Importante: Anote o número da identidade e do título de cada cidadão que prometer votar em você. Não tenho muita certeza do motivo disso, mas parece causar um sentimento de compromisso. E provavelmente você não deve ter dinheiro no Banco disponível para isso tudo. Use, portanto, o dinheiro dos cofres públicos. Conquiste o voto dos empresários oferecendo-lhes inúmeras compensações pós-eleições. Sugue algum dinheiro deles.


LIÇÃO Nº 12


Hoje é o grande dia das eleições. O horário eleitoral gratuito já foi cancelado, assim como os comícios e qualquer outro tipo de propaganda eleitoral. Resta apenas sentar e esperar os resultados para ver se todo esse trabalho renderá o seu devido fruto.

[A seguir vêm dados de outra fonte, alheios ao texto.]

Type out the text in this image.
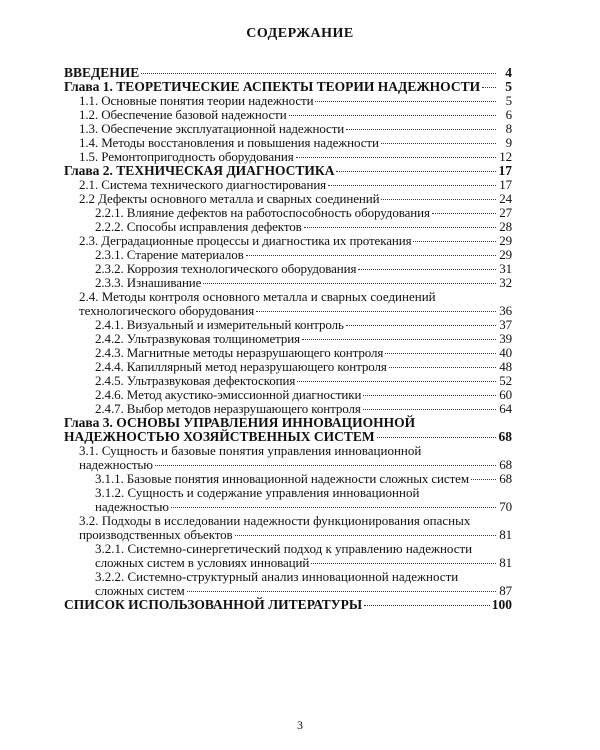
СОДЕРЖАНИЕ
ВВЕДЕНИЕ	4
Глава 1. ТЕОРЕТИЧЕСКИЕ АСПЕКТЫ ТЕОРИИ НАДЕЖНОСТИ	5
1.1. Основные понятия теории надежности	5
1.2. Обеспечение базовой надежности	6
1.3. Обеспечение эксплуатационной надежности	8
1.4. Методы восстановления и повышения надежности	9
1.5. Ремонтопригодность оборудования	12
Глава 2. ТЕХНИЧЕСКАЯ ДИАГНОСТИКА	17
2.1. Система технического диагностирования	17
2.2 Дефекты основного металла и сварных соединений	24
2.2.1. Влияние дефектов на работоспособность оборудования	27
2.2.2. Способы исправления дефектов	28
2.3. Деградационные процессы и диагностика их протекания	29
2.3.1. Старение материалов	29
2.3.2. Коррозия технологического оборудования	31
2.3.3. Изнашивание	32
2.4. Методы контроля основного металла и сварных соединений
технологического оборудования	36
2.4.1. Визуальный и измерительный контроль	37
2.4.2. Ультразвуковая толщинометрия	39
2.4.3. Магнитные методы неразрушающего контроля	40
2.4.4. Капиллярный метод неразрушающего контроля	48
2.4.5. Ультразвуковая дефектоскопия	52
2.4.6. Метод акустико-эмиссионной диагностики	60
2.4.7. Выбор методов неразрушающего контроля	64
Глава 3. ОСНОВЫ УПРАВЛЕНИЯ ИННОВАЦИОННОЙ
НАДЕЖНОСТЬЮ ХОЗЯЙСТВЕННЫХ СИСТЕМ	68
3.1. Сущность и базовые понятия управления инновационной
надежностью	68
3.1.1. Базовые понятия инновационной надежности сложных систем 68
3.1.2. Сущность и содержание управления инновационной
надежностью	70
3.2. Подходы в исследовании надежности функционирования опасных
производственных объектов	81
3.2.1. Системно-синергетический подход к управлению надежности
сложных систем в условиях инноваций	81
3.2.2. Системно-структурный анализ инновационной надежности
сложных систем	87
СПИСОК ИСПОЛЬЗОВАННОЙ ЛИТЕРАТУРЫ	100
3
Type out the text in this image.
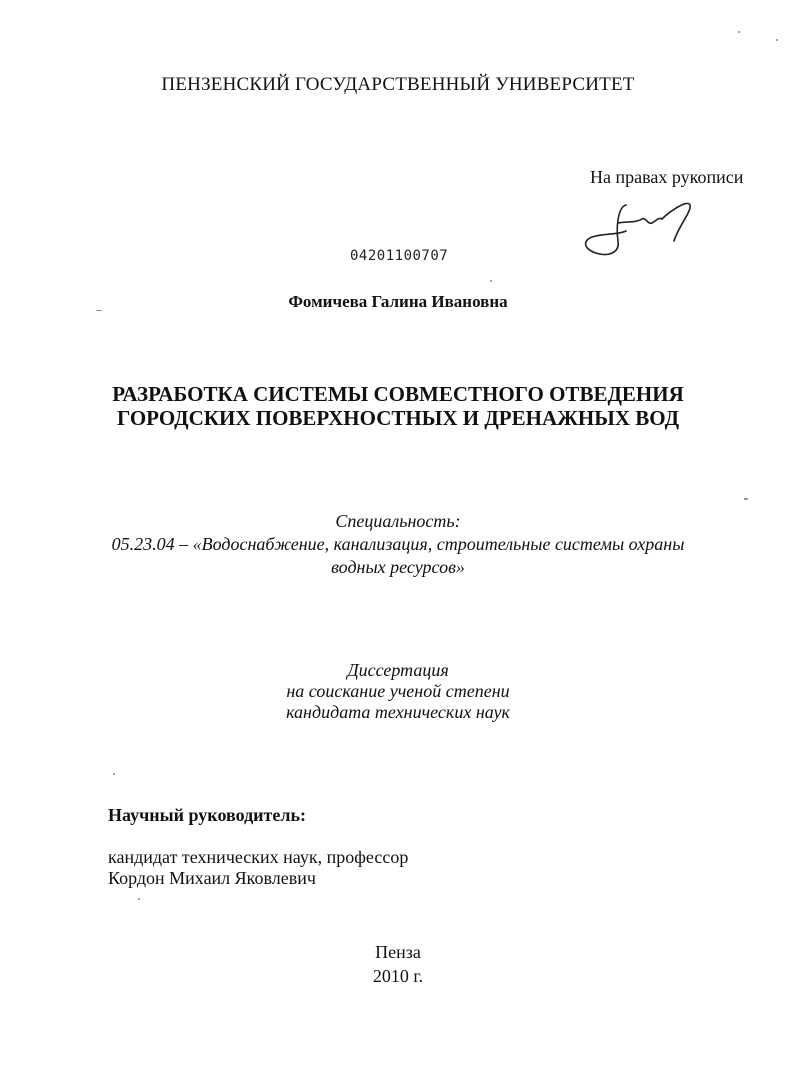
ПЕНЗЕНСКИЙ ГОСУДАРСТВЕННЫЙ УНИВЕРСИТЕТ
На правах рукописи
04201100707
Фомичева Галина Ивановна
РАЗРАБОТКА СИСТЕМЫ СОВМЕСТНОГО ОТВЕДЕНИЯ
ГОРОДСКИХ ПОВЕРХНОСТНЫХ И ДРЕНАЖНЫХ ВОД
Специальность:
05.23.04 – «Водоснабжение, канализация, строительные системы охраны
водных ресурсов»
Диссертация
на соискание ученой степени
кандидата технических наук
Научный руководитель:
кандидат технических наук, профессор
Кордон Михаил Яковлевич
Пенза
2010 г.
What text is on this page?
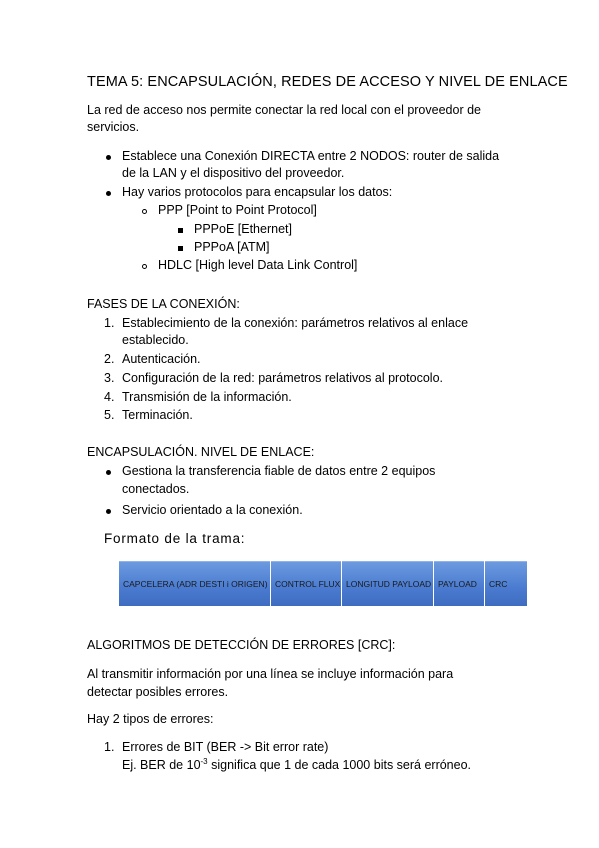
TEMA 5: ENCAPSULACIÓN, REDES DE ACCESO Y NIVEL DE ENLACE
La red de acceso nos permite conectar la red local con el proveedor de
servicios.
Establece una Conexión DIRECTA entre 2 NODOS: router de salida
de la LAN y el dispositivo del proveedor.
Hay varios protocolos para encapsular los datos:
PPP [Point to Point Protocol]
PPPoE [Ethernet]
PPPoA [ATM]
HDLC [High level Data Link Control]
FASES DE LA CONEXIÓN:
1. Establecimiento de la conexión: parámetros relativos al enlace
establecido.
2. Autenticación.
3. Configuración de la red: parámetros relativos al protocolo.
4. Transmisión de la información.
5. Terminación.
ENCAPSULACIÓN. NIVEL DE ENLACE:
Gestiona la transferencia fiable de datos entre 2 equipos
conectados.
Servicio orientado a la conexión.
Formato de la trama:
CAPCELERA (ADR DESTI i ORIGEN) CONTROL FLUX LONGITUD PAYLOAD PAYLOAD	CRC
ALGORITMOS DE DETECCIÓN DE ERRORES [CRC]:
Al transmitir información por una línea se incluye información para
detectar posibles errores.
Hay 2 tipos de errores:
1. Errores de BIT (BER -> Bit error rate)
Ej. BER de $10^{-3}$ significa que 1 de cada 1000 bits será erróneo.
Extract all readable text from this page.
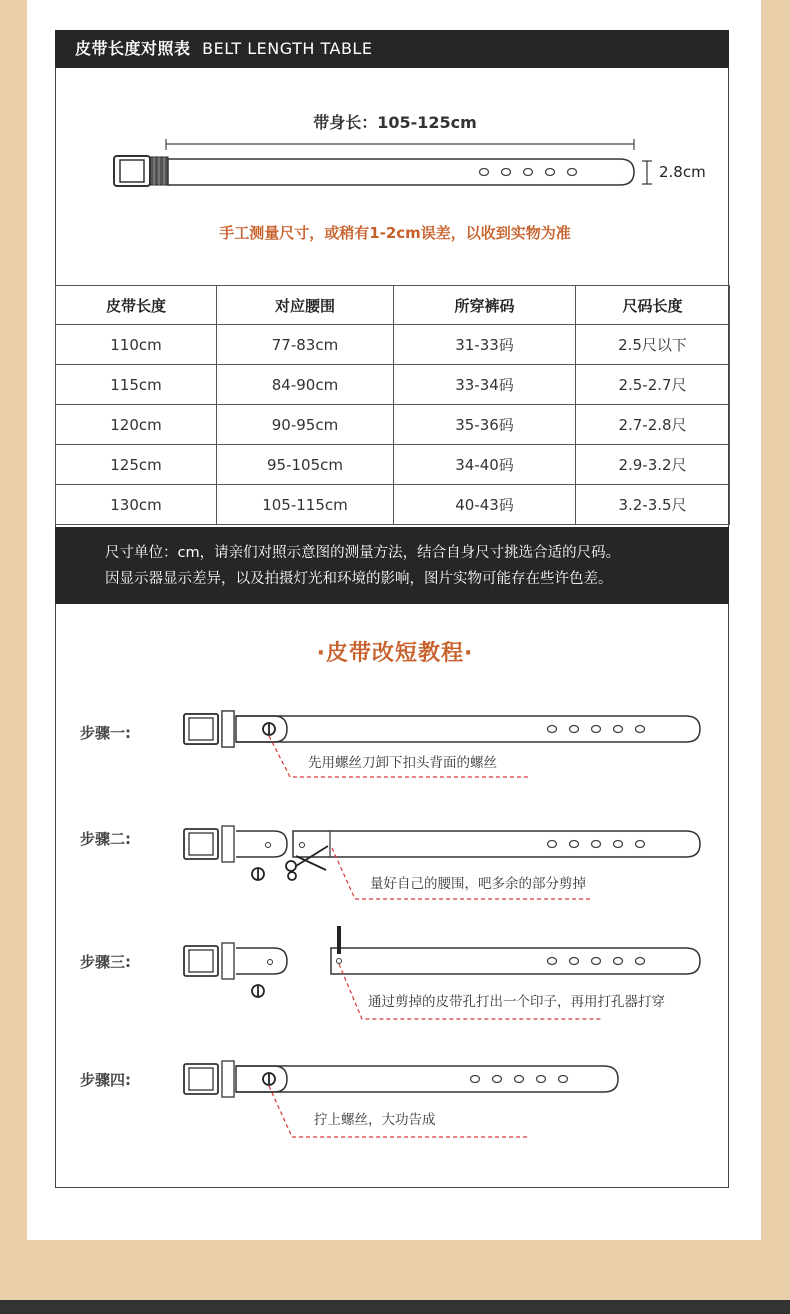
皮带长度对照表 BELT LENGTH TABLE
带身长：105-125cm
2.8cm
手工测量尺寸，或稍有1-2cm误差，以收到实物为准
皮带长度	对应腰围	所穿裤码	尺码长度
110cm	77-83cm	31-33码	2.5尺以下
115cm	84-90cm	33-34码	2.5-2.7尺
120cm	90-95cm	35-36码	2.7-2.8尺
125cm	95-105cm	34-40码	2.9-3.2尺
130cm	105-115cm	40-43码	3.2-3.5尺
尺寸单位：cm，请亲们对照示意图的测量方法，结合自身尺寸挑选合适的尺码。
因显示器显示差异，以及拍摄灯光和环境的影响，图片实物可能存在些许色差。
·皮带改短教程·
步骤一:
步骤二:
步骤三:
步骤四:
先用螺丝刀卸下扣头背面的螺丝
量好自己的腰围，吧多余的部分剪掉
通过剪掉的皮带孔打出一个印子，再用打孔器打穿
拧上螺丝，大功告成
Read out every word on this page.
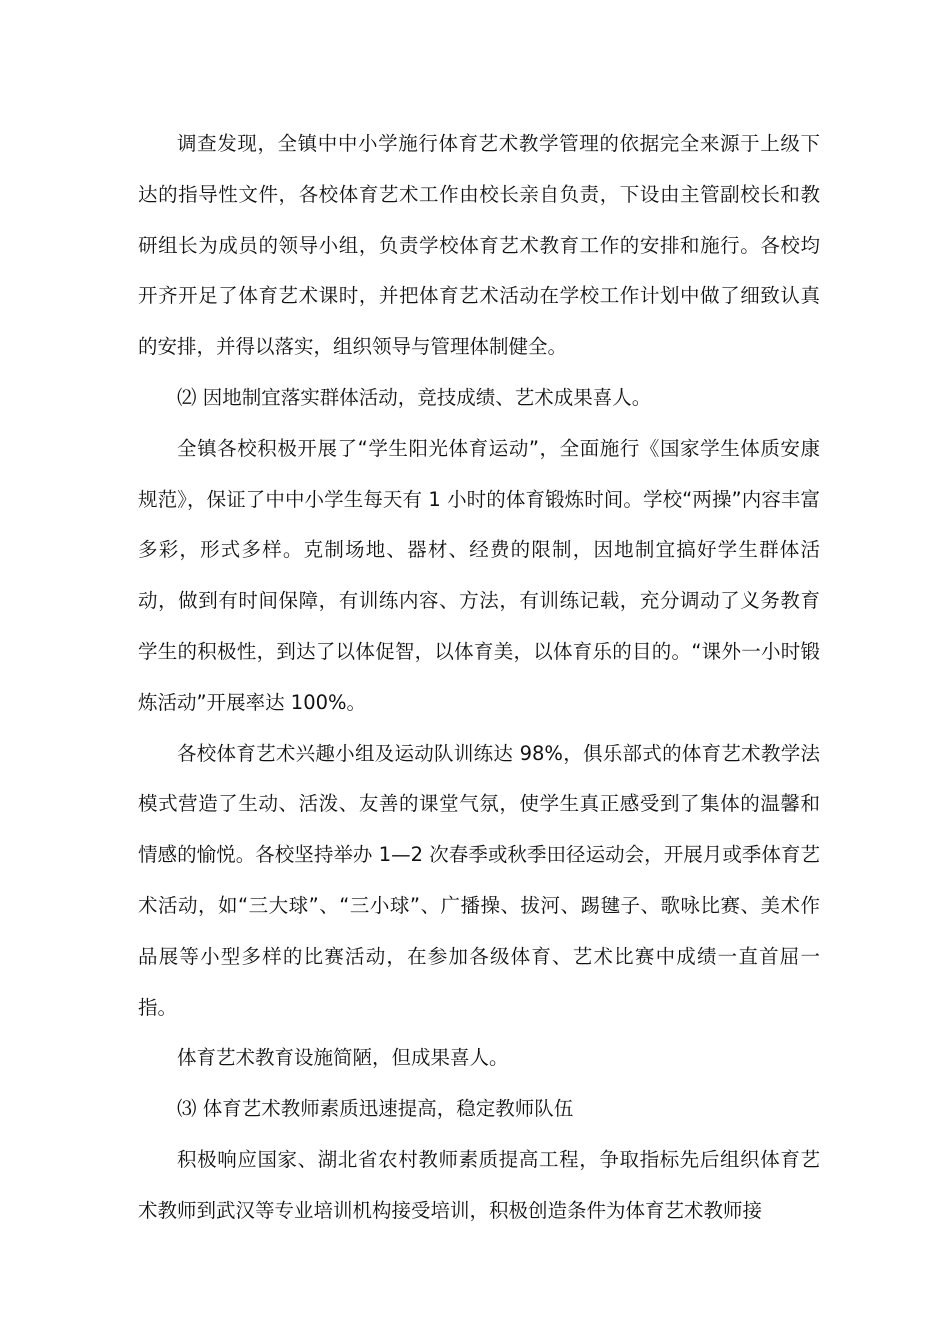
调查发现，全镇中中小学施行体育艺术教学管理的依据完全来源于上级下达的指导性文件，各校体育艺术工作由校长亲自负责，下设由主管副校长和教研组长为成员的领导小组，负责学校体育艺术教育工作的安排和施行。各校均开齐开足了体育艺术课时，并把体育艺术活动在学校工作计划中做了细致认真的安排，并得以落实，组织领导与管理体制健全。

⑵ 因地制宜落实群体活动，竞技成绩、艺术成果喜人。

全镇各校积极开展了“学生阳光体育运动”，全面施行《国家学生体质安康规范》，保证了中中小学生每天有 1 小时的体育锻炼时间。学校“两操”内容丰富多彩，形式多样。克制场地、器材、经费的限制，因地制宜搞好学生群体活动，做到有时间保障，有训练内容、方法，有训练记载，充分调动了义务教育学生的积极性，到达了以体促智，以体育美，以体育乐的目的。“课外一小时锻炼活动”开展率达 100%。

各校体育艺术兴趣小组及运动队训练达 98%，俱乐部式的体育艺术教学法模式营造了生动、活泼、友善的课堂气氛，使学生真正感受到了集体的温馨和情感的愉悦。各校坚持举办 1—2 次春季或秋季田径运动会，开展月或季体育艺术活动，如“三大球”、“三小球”、广播操、拔河、踢毽子、歌咏比赛、美术作品展等小型多样的比赛活动，在参加各级体育、艺术比赛中成绩一直首屈一指。

体育艺术教育设施简陋，但成果喜人。

⑶ 体育艺术教师素质迅速提高，稳定教师队伍

积极响应国家、湖北省农村教师素质提高工程，争取指标先后组织体育艺术教师到武汉等专业培训机构接受培训，积极创造条件为体育艺术教师接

Que nada! Existem milhões de eleitores indecisos perambulando pelas ruas. Você tem da casa do eleitor até a sessão onde ele vai votar para convencê-lo de que você é realmente o bom, o melhor. Portanto:

  • Faça boca de urna descaradamente. Espalhe seus jagunços, quero dizer, seus cabos eleitorais para emboscar os eleitores na beira do caminho e capturar o voto deles;
  • Use a tática da lição nº 11,F;
  • Fraudulente as urnas; atrapalhe a contagem de votos;
  • Compre os mesários para colocarem votos a mais nas urnas;
  • Em urnas eletrônicas, espalhe um tipo de vírus que permita ao programa depositar o voto somente em você;
  • Use a imaginação, que é o que os politiqueiros mais possuem.


LIÇÃO Nº 13

Depois de uma vida inteira de sucessos, totalmente dedicada à política. Depois de uma cansativa campanha eleitoral para a presidência da república. Depois de um dia inteiro de boca de urna e, finalmente, depois de poucos dias de contagem de votos (ou poucas horas caso seja urna eletrônica), você está prestes a colher o fruto do seu árduo trabalho. Você está à frente nas pesquisas e os números estão ao seu favor. A última urna é contada; o resultado será conhecido em poucos instantes. E o novo presidente da República Federativa do Brasil é... VOCÊ! Meus parabéns! Você armou e se deu bem. Nadou e não morreu na praia. Mas stop! Não deixe a adrenalina subir demais à sua cabeça. Relaxe e siga as seguintes instruções:

  • Após um súbito ataque de amnésia aguda causada pelo stress da emoção de ter sido eleito presidente da República, esqueça todas as suas promessas de campanha: Saúde, trabalho, educação, reforma agrária, salário mínimo... Hã?! O quê?! Comece inventando desculpas. A mais conhecida é: É impossível mudar em pouquíssimos anos o que já está ruim a mais de 500!;
  • As únicas promessas que poderão ser cumpridas, com restrições, são as de cargos públicos aos seus eleitores (os peixes!);
  • Empregue parentes em cargos de confiança. Aumente o capital de toda a sua família e garanta um futuro melhor para seus filhos e netos;
  • Viaje bastante alegando assuntos exteriores. Vá passar a lua-de-mel no exterior com o dinheiro do povo;
  • Manipule a imprensa, faça loby, invente um mensalão, compre os votos dos deputados e senadores para apoiar os seus projetos, invista em obras superfaturadas. As opções são ilimitadas. Você pode tudo, pois o povo lhe deu o poder!
  • Transforme a vida do cidadão num verdadeiro inferno!


LIÇÃO Nº 14

Caso, infelizmente, o cidadão eleitor tenha aprendido a votar direito e a não jogar mais o voto na privada, e, por causa disso, você venha a perder as eleições, você só tem uma coisa a fazer: aliar-se imediatamente ao candidato eleito, mesmo que este seja adversário seu no governo e você tenha esculachado ele durante a campanha eleitoral. São águas passadas. Você não pode sair perdendo! Comece a partir daí novamente a sua odisseia. Daqui a alguns anos terá novas eleições. Siga este mesmo roteiro; o importante é não desistir jamais! Você é brasileiro e não desiste nunca.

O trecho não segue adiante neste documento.